Why one Parkinson’s treatment may not work for every patient

Published on 07/05/2026 - 7:00 GMT+2 Parkinson’s disease may not be one disease, but several biologically distinct conditions that could require different treatments, a new...
Published on 07/05/2026 - 7:00 GMT+2
Parkinson’s disease may not be one disease, but several biologically distinct conditions that could require different treatments, a new study suggests.
Researchers at Vlaams Instituut voor Biotechnologie (VIB) and KU Leuven in Belgium used machine learning to identify two main groups and five subgroups of Parkinson’s disease in fruit fly models.
Parkinson’s disease, which involves symptoms such as movement difficulties and progressive neurological decline, is often treated as one disorder.
But the disease can be caused by mutations in many different genes, each of which may disrupt the brain in different ways.
That has made it difficult to develop effective therapies. A drug designed to target one biological pathway may help some patients, but have little effect in others.
According to the World Health Organization, death and disability due to Parkinson’s disease are rapidly increasing.
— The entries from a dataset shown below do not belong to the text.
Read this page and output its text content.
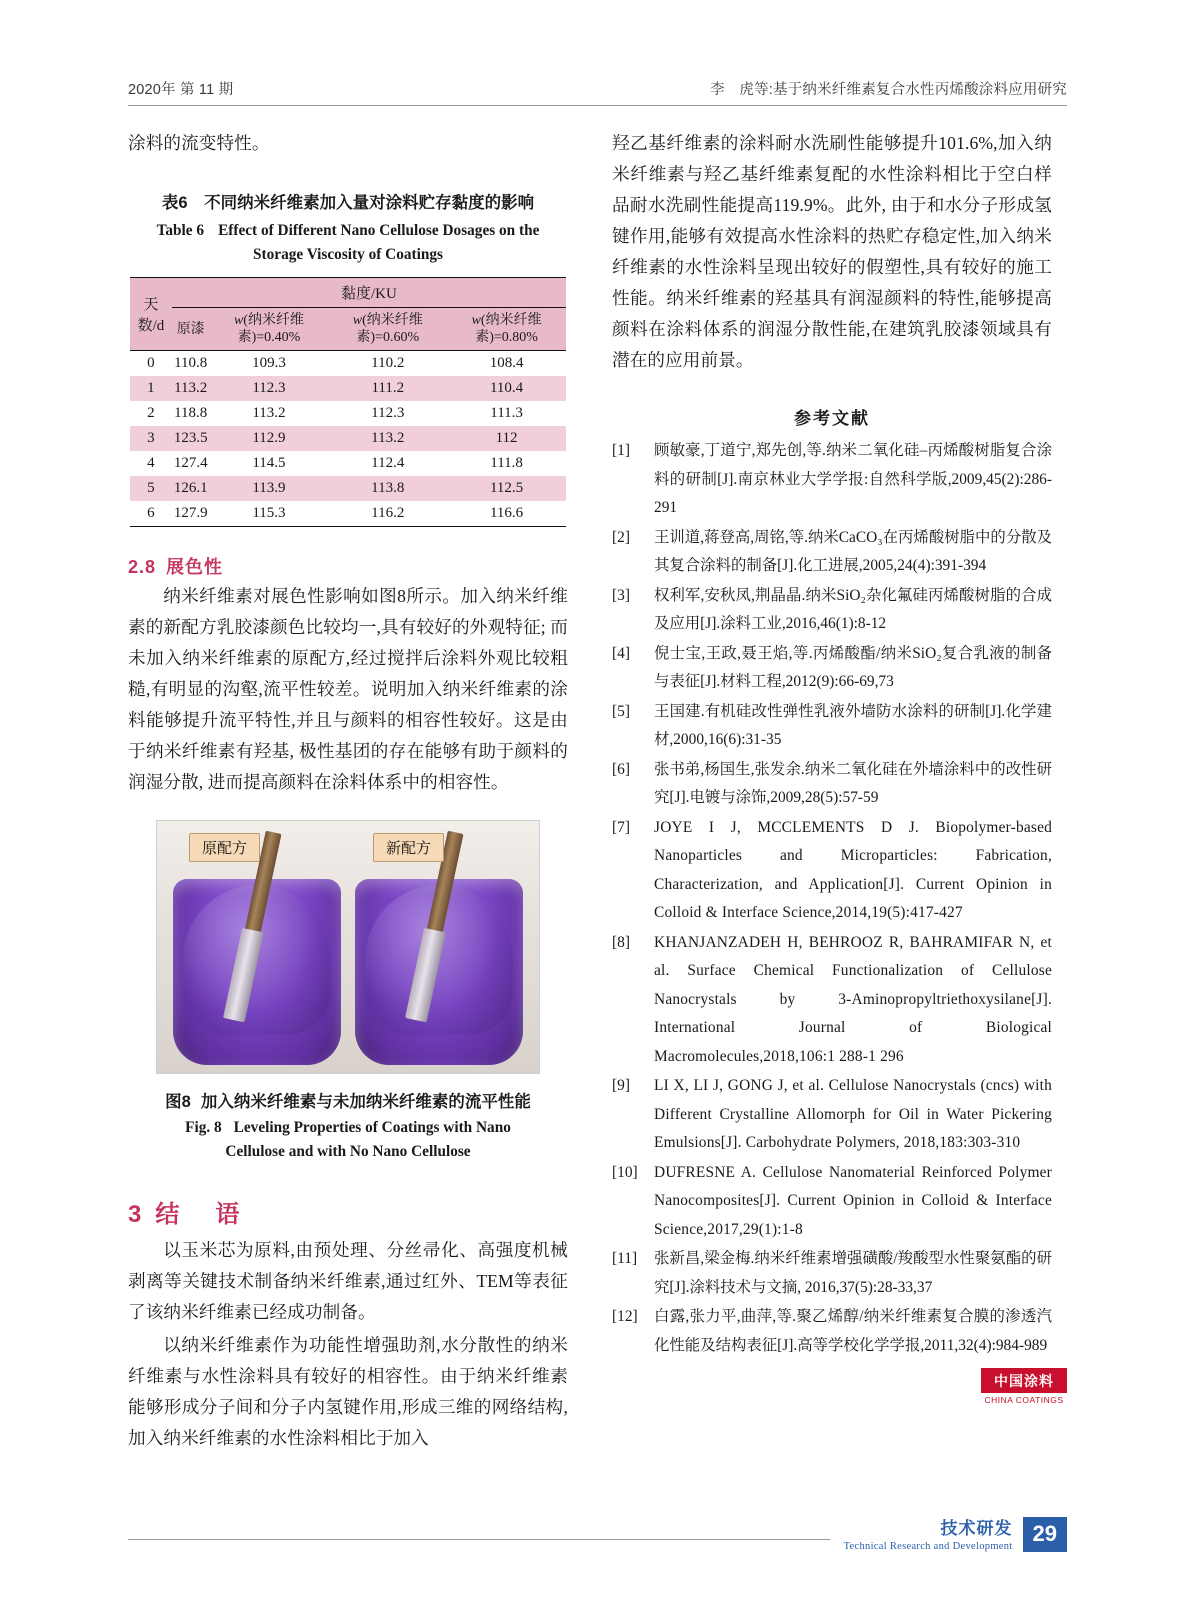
2020年 第 11 期	李　虎等:基于纳米纤维素复合水性丙烯酸涂料应用研究

涂料的流变特性。

表6　不同纳米纤维素加入量对涂料贮存黏度的影响
Table 6 Effect of Different Nano Cellulose Dosages on the
Storage Viscosity of Coatings
天数/d	黏度/KU			
	原漆	w(纳米纤维素)=0.40%	w(纳米纤维素)=0.60%	w(纳米纤维素)=0.80%
0	110.8	109.3	110.2	108.4
1	113.2	112.3	111.2	110.4
2	118.8	113.2	112.3	111.3
3	123.5	112.9	113.2	112
4	127.4	114.5	112.4	111.8
5	126.1	113.9	113.8	112.5
6	127.9	115.3	116.2	116.6
2.8 展色性

纳米纤维素对展色性影响如图8所示。加入纳米纤维素的新配方乳胶漆颜色比较均一,具有较好的外观特征; 而未加入纳米纤维素的原配方,经过搅拌后涂料外观比较粗糙,有明显的沟壑,流平性较差。说明加入纳米纤维素的涂料能够提升流平特性,并且与颜料的相容性较好。这是由于纳米纤维素有羟基, 极性基团的存在能够有助于颜料的润湿分散, 进而提高颜料在涂料体系中的相容性。

原配方	新配方
图8 加入纳米纤维素与未加纳米纤维素的流平性能
Fig. 8 Leveling Properties of Coatings with Nano
Cellulose and with No Nano Cellulose
3 结　语

以玉米芯为原料,由预处理、分丝帚化、高强度机械剥离等关键技术制备纳米纤维素,通过红外、TEM等表征了该纳米纤维素已经成功制备。

以纳米纤维素作为功能性增强助剂,水分散性的纳米纤维素与水性涂料具有较好的相容性。由于纳米纤维素能够形成分子间和分子内氢键作用,形成三维的网络结构,加入纳米纤维素的水性涂料相比于加入

羟乙基纤维素的涂料耐水洗刷性能够提升101.6%,加入纳米纤维素与羟乙基纤维素复配的水性涂料相比于空白样品耐水洗刷性能提高119.9%。此外, 由于和水分子形成氢键作用,能够有效提高水性涂料的热贮存稳定性,加入纳米纤维素的水性涂料呈现出较好的假塑性,具有较好的施工性能。纳米纤维素的羟基具有润湿颜料的特性,能够提高颜料在涂料体系的润湿分散性能,在建筑乳胶漆领域具有潜在的应用前景。

参考文献
[1]	顾敏豪,丁道宁,郑先创,等.纳米二氧化硅–丙烯酸树脂复合涂料的研制[J].南京林业大学学报:自然科学版,2009,45(2):286-291
[2]	王训道,蒋登高,周铭,等.纳米CaCO₃在丙烯酸树脂中的分散及其复合涂料的制备[J].化工进展,2005,24(4):391-394
[3]	权利军,安秋凤,荆晶晶.纳米SiO₂杂化氟硅丙烯酸树脂的合成及应用[J].涂料工业,2016,46(1):8-12
[4]	倪士宝,王政,聂王焰,等.丙烯酸酯/纳米SiO₂复合乳液的制备与表征[J].材料工程,2012(9):66-69,73
[5]	王国建.有机硅改性弹性乳液外墙防水涂料的研制[J].化学建材,2000,16(6):31-35
[6]	张书弟,杨国生,张发余.纳米二氧化硅在外墙涂料中的改性研究[J].电镀与涂饰,2009,28(5):57-59
[7]	JOYE I J, MCCLEMENTS D J. Biopolymer-based Nanoparticles and Microparticles: Fabrication, Characterization, and Application[J]. Current Opinion in Colloid & Interface Science,2014,19(5):417-427
[8]	KHANJANZADEH H, BEHROOZ R, BAHRAMIFAR N, et al. Surface Chemical Functionalization of Cellulose Nanocrystals by 3-Aminopropyltriethoxysilane[J]. International Journal of Biological Macromolecules,2018,106:1 288-1 296
[9]	LI X, LI J, GONG J, et al. Cellulose Nanocrystals (cncs) with Different Crystalline Allomorph for Oil in Water Pickering Emulsions[J]. Carbohydrate Polymers, 2018,183:303-310
[10]	DUFRESNE A. Cellulose Nanomaterial Reinforced Polymer Nanocomposites[J]. Current Opinion in Colloid & Interface Science,2017,29(1):1-8
[11]	张新昌,梁金梅.纳米纤维素增强磺酸/羧酸型水性聚氨酯的研究[J].涂料技术与文摘, 2016,37(5):28-33,37
[12]	白露,张力平,曲萍,等.聚乙烯醇/纳米纤维素复合膜的渗透汽化性能及结构表征[J].高等学校化学学报,2011,32(4):984-989
中国涂料
CHINA COATINGS
技术研发
Technical Research and Development
29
In 2019, the organisation estimated over 8.5 million individuals to have the disorder.
“When clinicians or patients are looking at the disease, they see the clinical symptoms, which unifies people with Parkinson's disease,” said Patrik Verstreken, head of the research group of molecular neurobiology at VIB-KU Leuven.
“But when you look under the hood at the molecular level, then you see that they fall into subcategories. And that's important because one drug to target the different molecular dysfunctions in all Parkinson's disease essentially doesn't exist,” Verstreken added.
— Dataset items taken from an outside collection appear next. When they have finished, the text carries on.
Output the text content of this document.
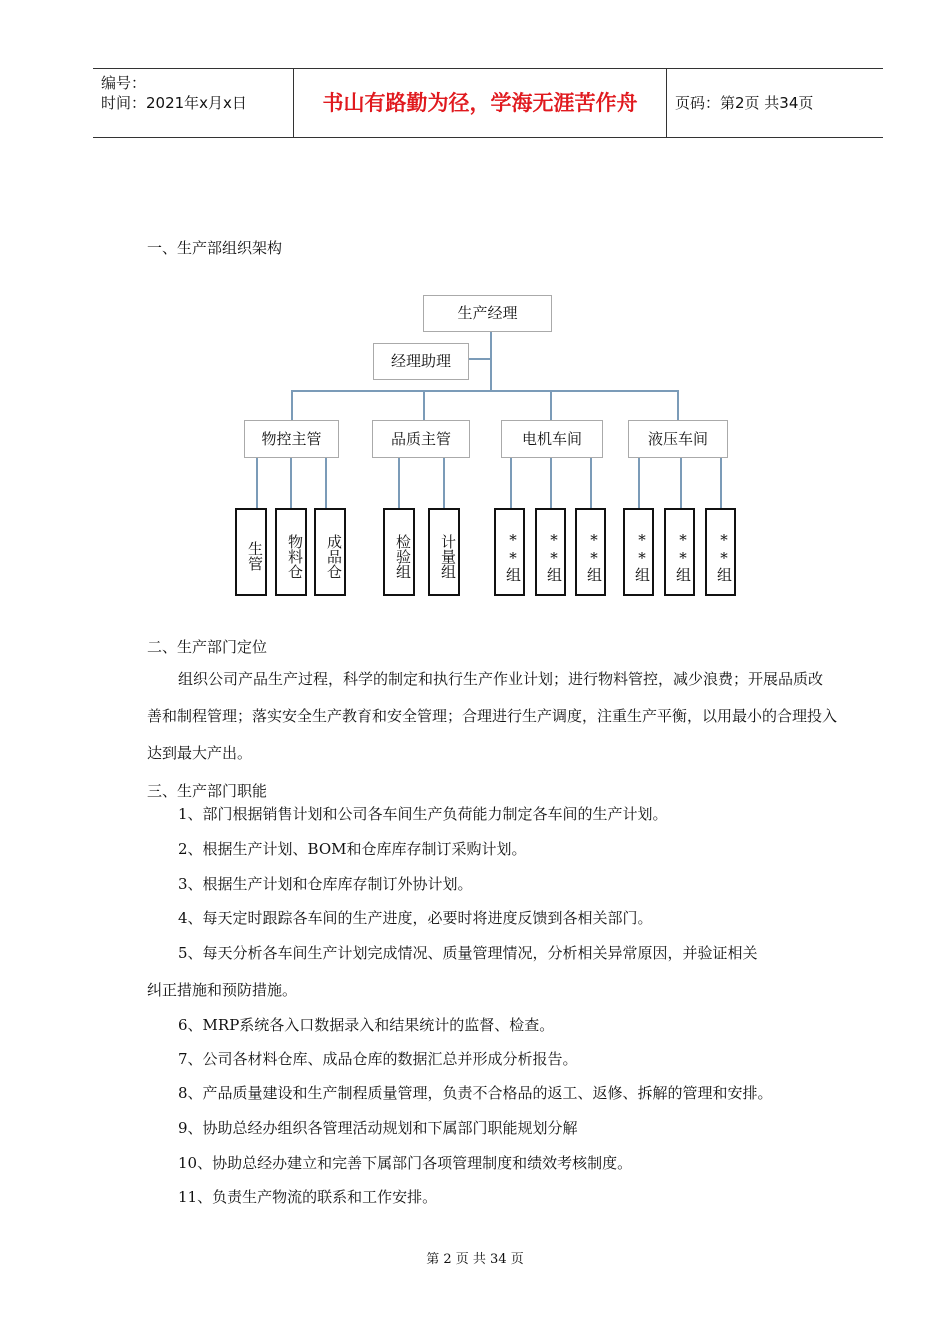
编号：
时间：2021年x月x日	书山有路勤为径，学海无涯苦作舟	页码：第2页 共34页
一、生产部组织架构
生产经理
经理助理
物控主管	品质主管	电机车间	液压车间
生管	物料仓	成品仓	检验组	计量组	**组	**组	**组	**组	**组	**组
二、生产部门定位
组织公司产品生产过程，科学的制定和执行生产作业计划；进行物料管控，减少浪费；开展品质改善和制程管理；落实安全生产教育和安全管理；合理进行生产调度，注重生产平衡，以用最小的合理投入达到最大产出。
三、生产部门职能
1、部门根据销售计划和公司各车间生产负荷能力制定各车间的生产计划。
2、根据生产计划、BOM和仓库库存制订采购计划。
3、根据生产计划和仓库库存制订外协计划。
4、每天定时跟踪各车间的生产进度，必要时将进度反馈到各相关部门。
5、每天分析各车间生产计划完成情况、质量管理情况，分析相关异常原因，并验证相关
纠正措施和预防措施。
6、MRP系统各入口数据录入和结果统计的监督、检查。
7、公司各材料仓库、成品仓库的数据汇总并形成分析报告。
8、产品质量建设和生产制程质量管理，负责不合格品的返工、返修、拆解的管理和安排。
9、协助总经办组织各管理活动规划和下属部门职能规划分解
10、协助总经办建立和完善下属部门各项管理制度和绩效考核制度。
11、负责生产物流的联系和工作安排。
第 2 页 共 34 页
To study those differences, researchers used fruit flies carrying mutations in 24 genes linked to Parkinson’s disease. They watched how the flies behaved over time and then used computer analysis to find patterns in the results.
“We came in without any preconceived notions of how a specific mutation would affect our animal model. We took animals with mutations in any of those 24 different genes that are causing the disease, and we just monitored their behaviour over periods of time,” said Natalie Kaempf, first author of the study and a researcher at VIB-KU Leuven Center for Brain & Disease Research.
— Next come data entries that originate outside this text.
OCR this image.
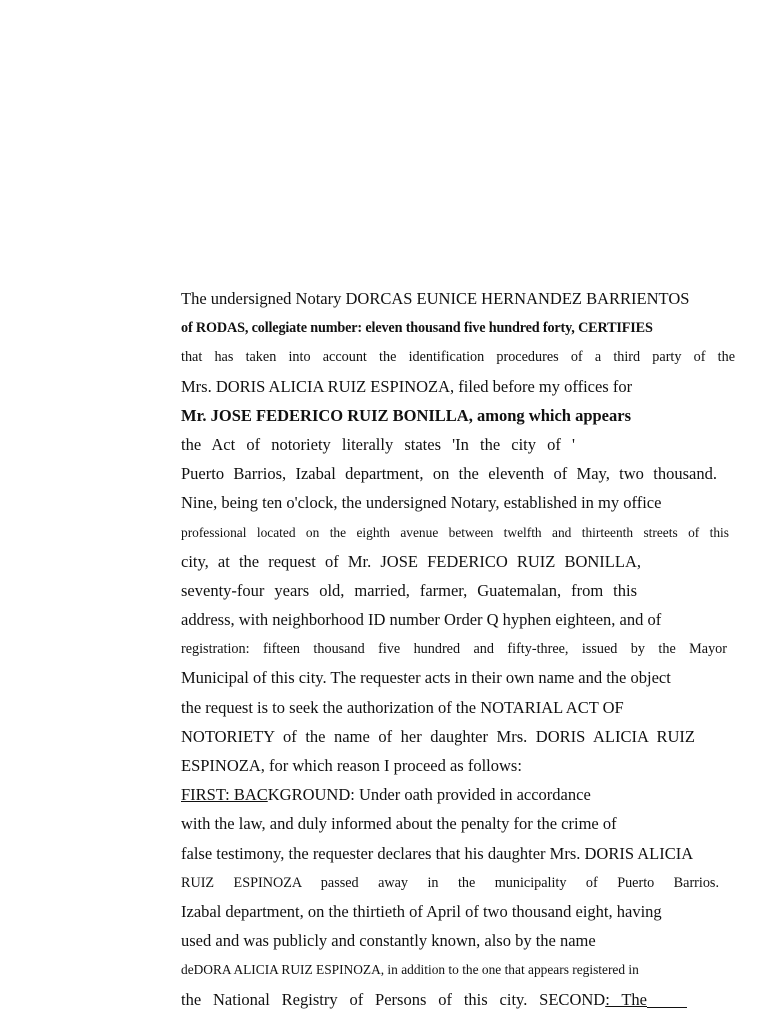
The undersigned Notary DORCAS EUNICE HERNANDEZ BARRIENTOS
of RODAS, collegiate number: eleven thousand five hundred forty, CERTIFIES
that has taken into account the identification procedures of a third party of the
Mrs. DORIS ALICIA RUIZ ESPINOZA, filed before my offices for
Mr. JOSE FEDERICO RUIZ BONILLA, among which appears
the Act of notoriety literally states 'In the city of '
Puerto Barrios, Izabal department, on the eleventh of May, two thousand.
Nine, being ten o'clock, the undersigned Notary, established in my office
professional located on the eighth avenue between twelfth and thirteenth streets of this
city, at the request of Mr. JOSE FEDERICO RUIZ BONILLA,
seventy-four years old, married, farmer, Guatemalan, from this
address, with neighborhood ID number Order Q hyphen eighteen, and of
registration: fifteen thousand five hundred and fifty-three, issued by the Mayor
Municipal of this city. The requester acts in their own name and the object
the request is to seek the authorization of the NOTARIAL ACT OF
NOTORIETY of the name of her daughter Mrs. DORIS ALICIA RUIZ
ESPINOZA, for which reason I proceed as follows:
FIRST: BACKGROUND: Under oath provided in accordance
with the law, and duly informed about the penalty for the crime of
false testimony, the requester declares that his daughter Mrs. DORIS ALICIA
RUIZ ESPINOZA passed away in the municipality of Puerto Barrios.
Izabal department, on the thirtieth of April of two thousand eight, having
used and was publicly and constantly known, also by the name
deDORA ALICIA RUIZ ESPINOZA, in addition to the one that appears registered in
the National Registry of Persons of this city. SECOND: The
The results suggest that different genetic forms of Parkinson’s naturally fall into separate groups. That could help scientists search for warning signs specific to each group and develop treatments aimed at the patients most likely to benefit.
“By having these subcategories, we can now go and look within that group of patients with those particular mutations, search specific biomarkers, and develop drugs tailored to each group,” said Verstreken.
Researchers also tested possible treatments in the different groups of fruit fly models. They found that a treatment that improved Parkinson’s-like symptoms in one group did not necessarily work in another.
“When we took a first compound that cured subgroup A and tested it in subgroup B, the latter wasn’t rescued. Our study shows that you can make subgroup-specific drugs that have positive effects and are really specific to that subgroup,” said Verstreken.
The research is still at an early stage and was carried out in fruit flies, not in human patients.
But it points towards a future in which Parkinson’s treatments could be matched more closely to the biological cause of a person’s disease.
The team says the same approach could also be useful for other complex diseases caused by many different genes or environmental factors.
“The same principle can be applied to other types of diseases. Diseases that are caused by mutations in a variety of different genes or environmental factors could be classified according to this principle,” said Verstreken.